In the spring term of 2011 Marla Jackson, a Lawrence, Kansas, quilt artist, worked with Central Junior High ninth-graders in Michel Loomis’ English class to produce a collaborative quilt on the topic of the first U.S. Colored Troops of Kansas. The quilt that they created together portrays a specific group of soldiers from the first infantry of African American troops. The quilt is called Douglass’ Kansas Color Light Artillery Battery (Union) Soldiers, and it is the centerpiece of this exhibition. Twenty-one students participated and helped to make the quilt under Jackson’s guidance. The exhibition will include additional quilts by Jackson alone that evoke related themes.

In 1862, on the order of General James H. Lane, Kansas military leaders recruited a regiment of colored soldiers from within the state, an action that preceded the Union’s overall recruitment of such individuals. The response from Kansas was swift and substantial. Despite some opposition, 500 colored volunteers were mustered into service in January, 1863; indeed, they fought an October battle at Island Mound, Missouri, even before they were officially sworn in.

The First Kansas Colored Volunteer Infantry was the first black regiment from a northern state and served effectively in the Indian Territory-Kansas-Arkansas region. Over the course of 1864, they fought a number of battles, most notably Poison Spring in April, 1864, when the regiment took serious losses in defending a Union supply train. Overall, a quarter of the regiment’s soldiers died during the war.

The regiment was noteworthy in becoming the first Negro unit to fight alongside American Indian and white troops, foreshadowing military actions in the future.

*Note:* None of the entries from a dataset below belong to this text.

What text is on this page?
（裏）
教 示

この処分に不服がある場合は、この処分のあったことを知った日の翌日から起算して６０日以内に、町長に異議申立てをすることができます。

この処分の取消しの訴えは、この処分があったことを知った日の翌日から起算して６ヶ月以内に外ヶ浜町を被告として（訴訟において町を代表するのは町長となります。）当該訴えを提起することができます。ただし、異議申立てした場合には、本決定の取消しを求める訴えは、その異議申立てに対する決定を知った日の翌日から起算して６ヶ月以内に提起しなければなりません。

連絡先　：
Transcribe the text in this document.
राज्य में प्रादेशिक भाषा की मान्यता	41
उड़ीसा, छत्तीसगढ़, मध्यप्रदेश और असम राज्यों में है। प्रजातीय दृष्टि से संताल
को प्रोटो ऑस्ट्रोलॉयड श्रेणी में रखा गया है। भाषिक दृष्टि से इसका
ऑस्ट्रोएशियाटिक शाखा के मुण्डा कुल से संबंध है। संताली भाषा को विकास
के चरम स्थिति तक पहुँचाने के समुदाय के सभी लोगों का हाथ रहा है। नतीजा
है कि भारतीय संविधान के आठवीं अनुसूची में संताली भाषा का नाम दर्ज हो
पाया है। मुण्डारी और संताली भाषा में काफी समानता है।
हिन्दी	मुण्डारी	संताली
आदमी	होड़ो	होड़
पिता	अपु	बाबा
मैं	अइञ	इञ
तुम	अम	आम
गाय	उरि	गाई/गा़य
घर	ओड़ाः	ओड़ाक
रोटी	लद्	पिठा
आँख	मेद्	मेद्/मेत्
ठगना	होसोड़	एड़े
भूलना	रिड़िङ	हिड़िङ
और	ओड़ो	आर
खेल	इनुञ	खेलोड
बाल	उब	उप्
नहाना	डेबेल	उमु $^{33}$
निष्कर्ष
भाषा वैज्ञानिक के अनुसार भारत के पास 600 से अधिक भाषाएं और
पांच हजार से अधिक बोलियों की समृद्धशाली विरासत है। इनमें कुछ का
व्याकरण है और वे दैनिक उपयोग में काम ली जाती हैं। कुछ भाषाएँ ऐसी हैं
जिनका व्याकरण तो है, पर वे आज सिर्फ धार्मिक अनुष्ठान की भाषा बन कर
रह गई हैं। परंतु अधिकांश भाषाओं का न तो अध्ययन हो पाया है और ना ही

Marla Jackson is a nationally recognized quilt artist and teacher. Her story-quilts have been exhibited nationally, including at the Smithsonian Museum in Washington, D.C. She is an active participant in the Women of Color Quilters Network. Her workshops with children such as those at Central Junior High School have been awarded external funding through grants she has earned.. A filmmaker is currently creating a documentary about Jackson’s work. Michel Loomis is an award-winning teacher and longtime faculty member at Central Junior High School in Lawrence.